The number of affected sailors continues to grow. According to a report by EcoWatch, an organization that has been monitoring the after-effects of the worst nuclear disaster since Chernobyl, Arnie Gunderson, a nuclear expert with Fairewinds Energy Education, says, "The health effects of the Reagan crew are real. There's no denying that these brave men and women were exposed to high levels of radiation."
He went on to say this about radiation sickness: "At high levels you wind up with hair loss, vomiting, diarrhea - all of those experiences were experienced by the sailors on the USS Reagan."
Did TEPCO withhold information about the release of radioactivity?
Bonner says that, because of the continuous influx of sailors who are experiencing symptoms indicative of radiation poisoning, it has become necessary to delay filing the suit until early next month. He says sailors from other U.S. warships are also joining.
According to the suit - which Gunderson says sailors may not have standing to file, simply because they were performing a military duty on behalf of the U.S. - TEPCO, the crippled plant's operator, is alleged to have purposely withheld information regarding the release of a radioactive plume. It says that U.S. sailors could have had a chance to avoid it and that their ships could have escaped the deadly cloud had the Japanese power company warned higher authorities.
One female sailor, Lindsay Cooper, is claiming that she now has a damaged thyroid, a disrupted menstrual cycle and highly fluctuating body weight, among other symptoms. "It's ruined me," she told IBT.

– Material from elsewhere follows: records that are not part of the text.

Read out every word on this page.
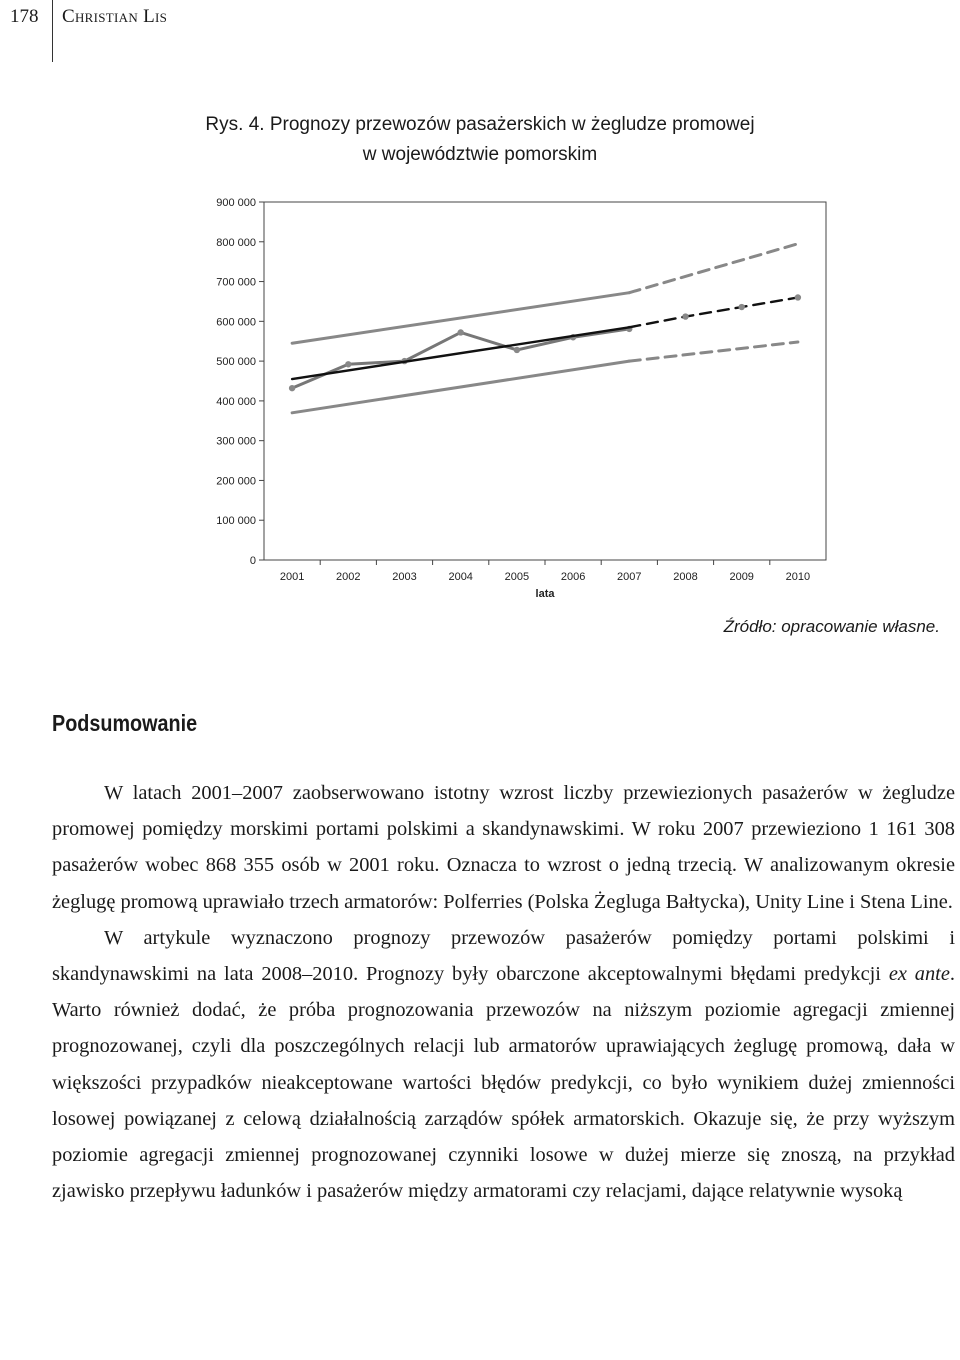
178 Christian Lis
Rys. 4. Prognozy przewozów pasażerskich w żegludze promowej
w województwie pomorskim
0
100 000
200 000
300 000
400 000
500 000
600 000
700 000
800 000
900 000
2001	2002	2003	2004	2005	2006	2007	2008	2009	2010
lata
Źródło: opracowanie własne.
Podsumowanie

W latach 2001–2007 zaobserwowano istotny wzrost liczby przewiezionych pasażerów w żegludze promowej pomiędzy morskimi portami polskimi a skandynawskimi. W roku 2007 przewieziono 1 161 308 pasażerów wobec 868 355 osób w 2001 roku. Oznacza to wzrost o jedną trzecią. W analizowanym okresie żeglugę promową uprawiało trzech armatorów: Polferries (Polska Żegluga Bałtycka), Unity Line i Stena Line.

W artykule wyznaczono prognozy przewozów pasażerów pomiędzy portami polskimi i skandynawskimi na lata 2008–2010. Prognozy były obarczone akceptowalnymi błędami predykcji ex ante. Warto również dodać, że próba prognozowania przewozów na niższym poziomie agregacji zmiennej prognozowanej, czyli dla poszczególnych relacji lub armatorów uprawiających żeglugę promową, dała w większości przypadków nieakceptowane wartości błędów predykcji, co było wynikiem dużej zmienności losowej powiązanej z celową działalnością zarządów spółek armatorskich. Okazuje się, że przy wyższym poziomie agregacji zmiennej prognozowanej czynniki losowe w dużej mierze się znoszą, na przykład zjawisko przepływu ładunków i pasażerów między armatorami czy relacjami, dające relatywnie wysoką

A naval officer from Maryland, Steve Simmons - once very active in sports and fitness - told the local CBS affiliate, WUSA, that he has lost use of both of his legs (he is now in a wheelchair). Also, he says he experiences fevers and has swelling in his lymph nodes because of his exposure.
"You're starting to run fevers, your lymph nodes start swelling, you're having night sweats, you're getting spastic and you're losing sensation in your legs, and you can't feel your legs when you're getting second-degree burns on them, and how do you explain those things?" said Simmons, adding that his symptoms began about eight months after returning to the U.S. from Japan.
Ship so radioactive it couldn't dock in many ports
Sailors involved in the suit say they were drenched in radioactive fallout on the very first day at Fukushima. They say they noticed a cloud of air with a metallic taste wash over the aircraft carrier.
More from IBT:
They thought it was a snow storm. Responding U.S. Navy sailors disregarded it and continued working and helping and rescuing. Some worked 18-hour shifts in the open air throughout a four-day mission, re-fueling and repairing helicopters, loading them with vital supplies and much more. Some even jumped into the ocean just offshore to pull victims to safety.
Worse, all drank and bathed in waters that although had been desalinated, were surely greatly contaminated by radioactive fallout and runoff.
They described the cloud as warm, which is odd, given that it also reminded them of "radioactive snow," which is something they joked about. However, what is no joke is that, when the USS Ronald Reagan left Fukushima, it was found to be so radioactive that Japanese, South Korean and Guamanian ports refused to allow it entry.